The second observation used a special camera called HAWK-1 to look for a signature emitted at a different wavelength, also by glowing hydrogen, which is known as the hydrogen-alpha (or H-alpha) line.
The second sweep yielded a whole bagful of light sources that had not been spotted using the Lyman-alpha technique.
They include some of the faintest galaxies ever found, forged at a time when the universe was just a child.

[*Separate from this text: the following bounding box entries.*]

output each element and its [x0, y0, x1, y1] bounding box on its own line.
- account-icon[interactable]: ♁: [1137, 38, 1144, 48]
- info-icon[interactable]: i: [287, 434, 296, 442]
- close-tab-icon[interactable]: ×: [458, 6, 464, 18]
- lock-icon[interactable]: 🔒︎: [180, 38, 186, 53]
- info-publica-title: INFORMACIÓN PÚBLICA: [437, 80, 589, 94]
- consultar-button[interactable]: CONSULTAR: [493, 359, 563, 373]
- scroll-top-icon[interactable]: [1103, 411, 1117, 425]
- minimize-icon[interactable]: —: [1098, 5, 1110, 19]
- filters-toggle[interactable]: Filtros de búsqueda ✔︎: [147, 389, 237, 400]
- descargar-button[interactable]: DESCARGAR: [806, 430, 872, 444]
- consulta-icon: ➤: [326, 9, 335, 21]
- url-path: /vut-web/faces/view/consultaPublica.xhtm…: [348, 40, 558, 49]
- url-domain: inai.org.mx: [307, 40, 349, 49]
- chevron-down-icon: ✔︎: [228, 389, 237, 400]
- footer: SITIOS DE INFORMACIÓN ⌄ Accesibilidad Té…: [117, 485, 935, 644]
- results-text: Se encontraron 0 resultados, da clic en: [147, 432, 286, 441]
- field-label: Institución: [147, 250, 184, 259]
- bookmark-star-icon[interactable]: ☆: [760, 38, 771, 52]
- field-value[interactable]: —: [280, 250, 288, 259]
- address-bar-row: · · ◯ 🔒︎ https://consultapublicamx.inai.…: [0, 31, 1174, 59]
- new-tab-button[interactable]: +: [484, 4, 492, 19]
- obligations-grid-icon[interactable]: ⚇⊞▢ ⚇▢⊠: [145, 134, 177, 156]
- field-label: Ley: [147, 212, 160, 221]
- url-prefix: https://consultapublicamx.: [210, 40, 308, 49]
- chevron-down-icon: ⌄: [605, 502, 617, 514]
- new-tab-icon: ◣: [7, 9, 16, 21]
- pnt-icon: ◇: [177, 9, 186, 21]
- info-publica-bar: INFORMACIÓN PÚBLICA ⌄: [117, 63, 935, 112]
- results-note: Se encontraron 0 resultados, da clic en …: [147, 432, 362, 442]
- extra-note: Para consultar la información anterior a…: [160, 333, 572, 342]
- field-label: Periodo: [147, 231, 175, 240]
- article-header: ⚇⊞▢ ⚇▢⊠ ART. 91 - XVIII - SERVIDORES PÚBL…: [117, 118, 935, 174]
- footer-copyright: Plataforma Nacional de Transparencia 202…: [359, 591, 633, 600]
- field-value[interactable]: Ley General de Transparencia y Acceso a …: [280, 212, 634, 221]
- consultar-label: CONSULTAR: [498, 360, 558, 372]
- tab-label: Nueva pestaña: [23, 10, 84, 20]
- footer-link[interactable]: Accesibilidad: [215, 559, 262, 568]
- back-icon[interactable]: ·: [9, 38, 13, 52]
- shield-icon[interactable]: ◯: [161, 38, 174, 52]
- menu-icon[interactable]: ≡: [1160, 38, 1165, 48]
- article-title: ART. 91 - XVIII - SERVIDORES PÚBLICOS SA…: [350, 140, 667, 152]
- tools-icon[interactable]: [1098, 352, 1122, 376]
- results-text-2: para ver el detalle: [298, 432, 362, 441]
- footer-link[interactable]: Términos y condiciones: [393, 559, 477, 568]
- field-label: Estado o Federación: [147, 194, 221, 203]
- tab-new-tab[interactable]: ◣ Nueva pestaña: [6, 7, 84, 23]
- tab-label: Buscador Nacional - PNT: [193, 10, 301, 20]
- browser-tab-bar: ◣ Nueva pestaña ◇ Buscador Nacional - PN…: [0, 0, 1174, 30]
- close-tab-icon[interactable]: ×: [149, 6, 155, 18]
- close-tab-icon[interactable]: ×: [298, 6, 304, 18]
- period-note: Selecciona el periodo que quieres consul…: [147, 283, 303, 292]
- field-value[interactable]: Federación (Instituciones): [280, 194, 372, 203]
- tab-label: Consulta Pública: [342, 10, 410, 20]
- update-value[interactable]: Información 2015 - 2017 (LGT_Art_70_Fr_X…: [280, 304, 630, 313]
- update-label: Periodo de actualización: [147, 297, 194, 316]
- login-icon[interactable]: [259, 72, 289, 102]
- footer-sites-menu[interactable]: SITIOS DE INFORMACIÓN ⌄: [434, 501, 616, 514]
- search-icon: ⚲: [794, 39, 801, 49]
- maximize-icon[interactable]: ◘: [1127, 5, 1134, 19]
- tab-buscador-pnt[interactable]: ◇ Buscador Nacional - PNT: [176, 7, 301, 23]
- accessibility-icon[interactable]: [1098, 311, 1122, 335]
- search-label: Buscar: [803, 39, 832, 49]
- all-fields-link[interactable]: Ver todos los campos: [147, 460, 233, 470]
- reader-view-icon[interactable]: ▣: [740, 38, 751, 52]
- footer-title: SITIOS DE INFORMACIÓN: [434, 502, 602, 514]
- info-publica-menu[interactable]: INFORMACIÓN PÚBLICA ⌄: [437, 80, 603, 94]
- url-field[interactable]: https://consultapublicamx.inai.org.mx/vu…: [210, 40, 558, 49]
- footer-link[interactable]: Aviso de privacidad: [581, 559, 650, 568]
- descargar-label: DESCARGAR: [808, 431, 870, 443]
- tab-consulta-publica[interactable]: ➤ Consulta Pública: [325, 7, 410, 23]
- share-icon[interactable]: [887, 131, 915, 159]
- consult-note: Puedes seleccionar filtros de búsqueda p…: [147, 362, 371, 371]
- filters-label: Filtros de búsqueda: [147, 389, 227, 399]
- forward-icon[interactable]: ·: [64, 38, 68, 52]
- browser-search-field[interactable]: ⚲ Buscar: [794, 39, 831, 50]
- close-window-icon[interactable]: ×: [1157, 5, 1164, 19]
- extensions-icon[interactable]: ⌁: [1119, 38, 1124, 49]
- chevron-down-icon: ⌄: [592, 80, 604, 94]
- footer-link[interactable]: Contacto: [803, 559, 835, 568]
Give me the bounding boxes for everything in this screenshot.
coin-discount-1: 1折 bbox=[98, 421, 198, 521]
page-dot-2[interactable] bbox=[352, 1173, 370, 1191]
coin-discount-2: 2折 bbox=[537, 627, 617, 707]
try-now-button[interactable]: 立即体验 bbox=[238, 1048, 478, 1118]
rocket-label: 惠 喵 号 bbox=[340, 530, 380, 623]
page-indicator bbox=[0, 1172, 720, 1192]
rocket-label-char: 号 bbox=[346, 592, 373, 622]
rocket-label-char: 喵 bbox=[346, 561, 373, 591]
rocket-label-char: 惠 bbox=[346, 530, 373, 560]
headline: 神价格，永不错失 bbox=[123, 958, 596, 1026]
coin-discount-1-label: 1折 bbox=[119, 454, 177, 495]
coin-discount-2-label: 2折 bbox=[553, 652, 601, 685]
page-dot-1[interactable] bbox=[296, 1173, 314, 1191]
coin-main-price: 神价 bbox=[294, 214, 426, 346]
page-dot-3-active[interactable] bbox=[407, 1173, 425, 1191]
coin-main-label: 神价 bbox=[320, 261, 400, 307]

[Translation for non-Big Bangers: they found a bunch of low luminosity, high-redshift objects this way, which rogue astronomers Arp et al. would say is just what they’d heretically expect of matter newly created/ejected from active galactic nuclei (”Moreover, the closest and therefore most recent ejections have the highest relative redshifts, and the lowest intrinsic luminosities.”) , essentially the opposite of the mainstream’s interpretation of the great Rorschach Test in the sky. Based on this and Arp’s observational evidence, we would expect many of these “background” galaxies the mainstream just found to actually be objects ejected from foreground galaxies, but with higher redshifts and so assumed by the mainstream to be background. They will in general tend to be just a few arcseconds away from the foreground galaxies, which will also be criss-crossed with ejection lines of quasars. That’s the smell of pure heresy people.]
The astronomers conclude that Lyman-alpha surveys may only spot just a tiny number of the total light emitted from far galaxies. Astonishingly, as many as 90 percent of such distant galaxies may go unseen in these exercises.
“If there are 10 galaxies seen, there could be a hundred there,” said Hayes.
And we’re supposed to trust them on dark matter?